The way all governments, including the Roman government, get the money they want is by taxing people. Taxing mean taking money, by force if necessary…

So how did we end up here, discussing not the complete and utter insanity of a government bailout of any kind, but a $900 billion “stimulus” package to be doled out by the government? Instead of understanding that every dollar taken by the government to give out to entities chosen by the government is a dollar not invested back into our economy, but forcibly redistributed? That every dollar expropriated through taxes is a dollar not used to create a real, for-profit job? That every dollar seized by our government is diverted through government projects so people can feel good about America?

While our leaders try to bicker about who gets what, most people seem to be sold on the idea that this unprecedented amount of money the government is proposing to give away is a necessary evil. Necessary for what – the complete nationalization of our industries?

There ain’t no such thing as a free lunch, people. For every dollar the government takes from us, there is one less of our earned dollars that we get to apply toward our own lives, liberty, and pursuits of happiness. One more dollar to support the state. One less dollar to support our individual values. One less dollar invested in ideas that made America great.

Comments

Amy said…
I love this!
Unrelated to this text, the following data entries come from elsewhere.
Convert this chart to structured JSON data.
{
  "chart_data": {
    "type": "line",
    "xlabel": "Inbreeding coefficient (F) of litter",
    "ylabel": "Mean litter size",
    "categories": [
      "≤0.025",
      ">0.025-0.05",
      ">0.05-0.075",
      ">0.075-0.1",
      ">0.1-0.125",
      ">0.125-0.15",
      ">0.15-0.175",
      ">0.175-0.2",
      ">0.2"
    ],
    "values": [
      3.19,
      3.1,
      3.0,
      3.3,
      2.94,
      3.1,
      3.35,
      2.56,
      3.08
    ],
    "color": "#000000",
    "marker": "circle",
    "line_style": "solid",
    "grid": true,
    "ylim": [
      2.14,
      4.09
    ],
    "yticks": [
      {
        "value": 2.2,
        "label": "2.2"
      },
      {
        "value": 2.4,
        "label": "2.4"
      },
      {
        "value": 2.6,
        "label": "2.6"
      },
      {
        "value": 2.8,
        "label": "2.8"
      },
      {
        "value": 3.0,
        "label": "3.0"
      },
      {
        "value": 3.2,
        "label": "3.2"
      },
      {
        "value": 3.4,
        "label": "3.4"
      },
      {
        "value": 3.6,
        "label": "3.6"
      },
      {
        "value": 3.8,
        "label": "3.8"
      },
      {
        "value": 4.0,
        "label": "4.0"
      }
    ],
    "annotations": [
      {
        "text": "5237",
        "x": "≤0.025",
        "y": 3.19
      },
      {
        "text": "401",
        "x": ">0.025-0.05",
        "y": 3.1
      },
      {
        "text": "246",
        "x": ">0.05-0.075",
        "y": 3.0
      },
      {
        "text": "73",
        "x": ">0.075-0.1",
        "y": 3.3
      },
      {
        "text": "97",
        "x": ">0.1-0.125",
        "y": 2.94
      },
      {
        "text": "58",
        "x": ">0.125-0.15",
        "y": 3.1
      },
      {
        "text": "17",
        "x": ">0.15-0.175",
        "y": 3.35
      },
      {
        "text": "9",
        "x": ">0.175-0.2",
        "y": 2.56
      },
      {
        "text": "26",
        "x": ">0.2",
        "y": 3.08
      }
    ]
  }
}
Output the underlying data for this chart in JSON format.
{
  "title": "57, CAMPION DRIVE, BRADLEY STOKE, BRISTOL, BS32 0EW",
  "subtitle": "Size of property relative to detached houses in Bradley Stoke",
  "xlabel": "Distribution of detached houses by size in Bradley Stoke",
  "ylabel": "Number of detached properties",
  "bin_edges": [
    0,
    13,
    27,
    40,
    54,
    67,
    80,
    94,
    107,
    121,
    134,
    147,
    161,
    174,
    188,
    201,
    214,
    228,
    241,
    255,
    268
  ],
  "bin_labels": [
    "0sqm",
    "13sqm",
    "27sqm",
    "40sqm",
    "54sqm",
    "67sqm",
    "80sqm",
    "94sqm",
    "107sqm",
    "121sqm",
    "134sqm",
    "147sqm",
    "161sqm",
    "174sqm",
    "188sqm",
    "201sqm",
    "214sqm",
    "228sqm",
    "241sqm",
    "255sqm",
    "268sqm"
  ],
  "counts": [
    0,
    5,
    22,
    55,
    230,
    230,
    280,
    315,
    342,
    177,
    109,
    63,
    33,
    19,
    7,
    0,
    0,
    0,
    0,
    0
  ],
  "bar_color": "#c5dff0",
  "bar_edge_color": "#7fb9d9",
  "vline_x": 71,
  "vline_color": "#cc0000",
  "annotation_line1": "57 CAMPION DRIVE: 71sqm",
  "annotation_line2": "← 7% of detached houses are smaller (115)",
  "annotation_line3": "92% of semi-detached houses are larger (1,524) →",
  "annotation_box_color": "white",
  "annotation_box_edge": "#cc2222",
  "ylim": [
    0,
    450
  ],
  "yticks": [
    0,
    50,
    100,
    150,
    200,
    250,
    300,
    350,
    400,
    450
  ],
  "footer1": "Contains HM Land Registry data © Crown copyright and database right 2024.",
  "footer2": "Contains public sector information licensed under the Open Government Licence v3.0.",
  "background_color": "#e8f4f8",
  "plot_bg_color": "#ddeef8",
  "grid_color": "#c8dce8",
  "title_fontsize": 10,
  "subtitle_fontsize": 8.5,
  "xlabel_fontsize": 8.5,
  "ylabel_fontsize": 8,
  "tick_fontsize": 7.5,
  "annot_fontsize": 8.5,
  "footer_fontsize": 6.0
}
Thank you! I know you are interested in economics, but I am not, and the reason is that all macro-economics ignores TANSTAAFL. Without TANSTAAFL, it's all just a bunch of jibber-jabber to me.

Seriously, I suppose there might be a reason to study macro-economics, but what is passed off as such right now is so far removed from reality, I don't even know what economics would look like in a rational culture.

Anyway, yeah! You said it! Along with John Allison's speech, I really needed that. Thanks.
The widespread and willful ignorance is appalling. It is not only that there is a lack of understanding of simple cause and effect. It is just an irrational hope that if they can continue to get away with it and eventually somehow someone will figure out a way to make it work.

Lately I have been struggling with how they, the elected officials and all their screaming supporters, can all fail to see something so blatantly obvious.
Lynne said…
Thanks for reading and for the encouraging comments.

I’m interested in economics only insofar as it has become apparent to me that the government has taken over the economy of the country – and with enthusiasm rather than any real opposition!

I understand that reality prevails, but I’m getting antsy about when that might happen and how destitute we must all become before then: before the knowledge that government intervention in the economy will yield only negative results is prevalent. Even though I’ve long understood that the proper role of government is limited to the protection of individual rights, I had never really given any thought to the importance of the separation of economy and state until recently.

It’s all very disconcerting.

Clearly, I'm not beyond the slogan stage of my understanding. TANSTAAFL encapsulates a few things nicely. Now I’m working on understanding the long-term effects of Federal Debt. I’d like to update Maybury’s charts on Federal Debt and job creation. Perhaps this has been done and I’ve already seen it but didn’t understand what I was looking at. Oddly, for someone who dislikes economics, I may become quite familiar with the General Accounting Office.